Ver la figura de Maradona, aunque fuera en un cromo o en la foto de un periódico, y sufrir un proceso de hipnosis era todo uno. Magia, duende, llámese como quiera. Todos quisimos ser el niño de aquel anuncio que el Pelusa grabó a su llegada a España para una cadena de restaurantes de comida rápida, en el que los dos terminaban compartiendo mesa para devorar una hamburguesa. Qué más se podía pedir.

Todo lo entendí mucho mejor en el Mundial de México. Sobre todo, aquello de que sólo se estuviera pendiente de Maradona. En aquella cita me di cuenta de que aquel ser al que había idolatrado era capaz de dominar el juego, de hacer que en el juego pasara lo que él quisiera. Si él quería que su equipo ganara, ganaba. Y poco importaba lo que desearan los otros, incluidos los once que querían y luchaban justamente por lo contrario. ¿Para qué mirarles? ¿Para qué fijarse en ellos? Si, al final, va a pasar lo que quiera él.

Poca exposición

Hizo ganar aquel Mundial a Argentina, que no era la mejor selección del torneo; hizo ganar la Liga italiana al Nápoles y después, una Copa de la UEFA. Y no era el mejor equipo de aquellos campeonatos. ¿Y qué más daba?

Fue una pena poder verle “de cerca” tan poco en España. Por entonces, televisaban un partido cada tres semanas. Y no siempre era del Barça.

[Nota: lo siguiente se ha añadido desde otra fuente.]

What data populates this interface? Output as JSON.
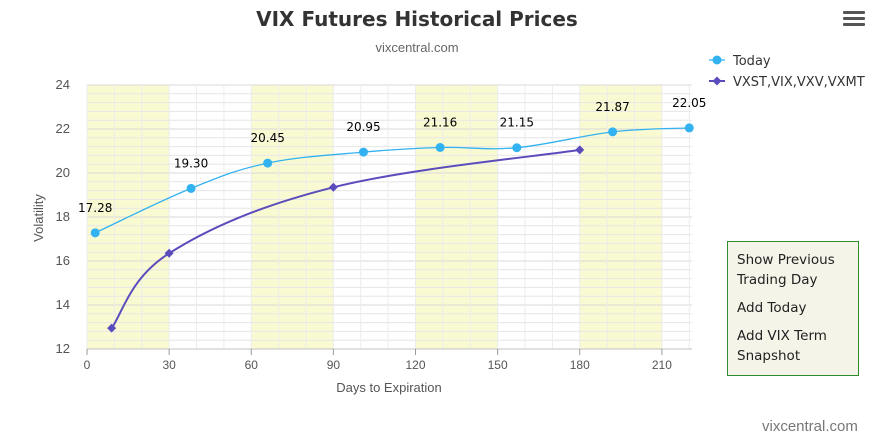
{
  "header": {
    "title": "VIX Futures Historical Prices",
    "subtitle": "vixcentral.com"
  },
  "menu_icon": "hamburger-menu-icon",
  "side_menu": {
    "items": [
      "Show Previous Trading Day",
      "Add Today",
      "Add VIX Term Snapshot"
    ]
  },
  "credit": "vixcentral.com",
  "colors": {
    "today": "#33b2f0",
    "term": "#5b4cbc",
    "band": "#fafad2",
    "menu_border": "#2e8b2e"
  },
  "chart_data": {
    "type": "line",
    "title": "VIX Futures Historical Prices",
    "subtitle": "vixcentral.com",
    "xlabel": "Days to Expiration",
    "ylabel": "Volatility",
    "xlim": [
      0,
      221
    ],
    "ylim": [
      12,
      24
    ],
    "xticks": [
      0,
      30,
      60,
      90,
      120,
      150,
      180,
      210
    ],
    "yticks": [
      12,
      14,
      16,
      18,
      20,
      22,
      24
    ],
    "bands": [
      [
        0,
        30
      ],
      [
        60,
        90
      ],
      [
        120,
        150
      ],
      [
        180,
        210
      ]
    ],
    "grid": true,
    "legend_position": "top-right",
    "series": [
      {
        "name": "Today",
        "x": [
          3,
          38,
          66,
          101,
          129,
          157,
          192,
          220
        ],
        "y": [
          17.28,
          19.3,
          20.45,
          20.95,
          21.16,
          21.15,
          21.87,
          22.05
        ],
        "labels": [
          "17.28",
          "19.30",
          "20.45",
          "20.95",
          "21.16",
          "21.15",
          "21.87",
          "22.05"
        ]
      },
      {
        "name": "VXST,VIX,VXV,VXMT",
        "x": [
          9,
          30,
          90,
          180
        ],
        "y": [
          12.95,
          16.35,
          19.35,
          21.05
        ]
      }
    ]
  }
}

Y para colmo, sus largas ausencias por lesión y por enfermedad, lo hicieron aún más difícil.

Del futbolista al personaje

Cuando volvió con el Sevilla había mucha más información, más cadenas de TV, más cámaras en los estadios… pero lo que había terminado era el futbolista, que dio paso al personaje. Y el personaje se encargó de recordarme que yo ya no era un niño. Y que había llegado el momento de contarme cómo eran las cosas de verdad. Y que no me iba a gustar.

Con Maradona se va un pedazo de mi infancia asociado al parque de enfrente de casa de mis padres donde tantas veces jugué al fútbol (aunque estaba prohibido pisar el césped). Y al patio de aquel colegio donde entró un niño y salió un proyecto de persona. Esos lugares donde tantas veces fui Maradona. Uno se pedía a Maradona con todas sus consecuencias… incluida la de morir un poco con él. Aquello era muy serio, aunque los mayores se rieran. Definitivamente, los mayores son un rollo.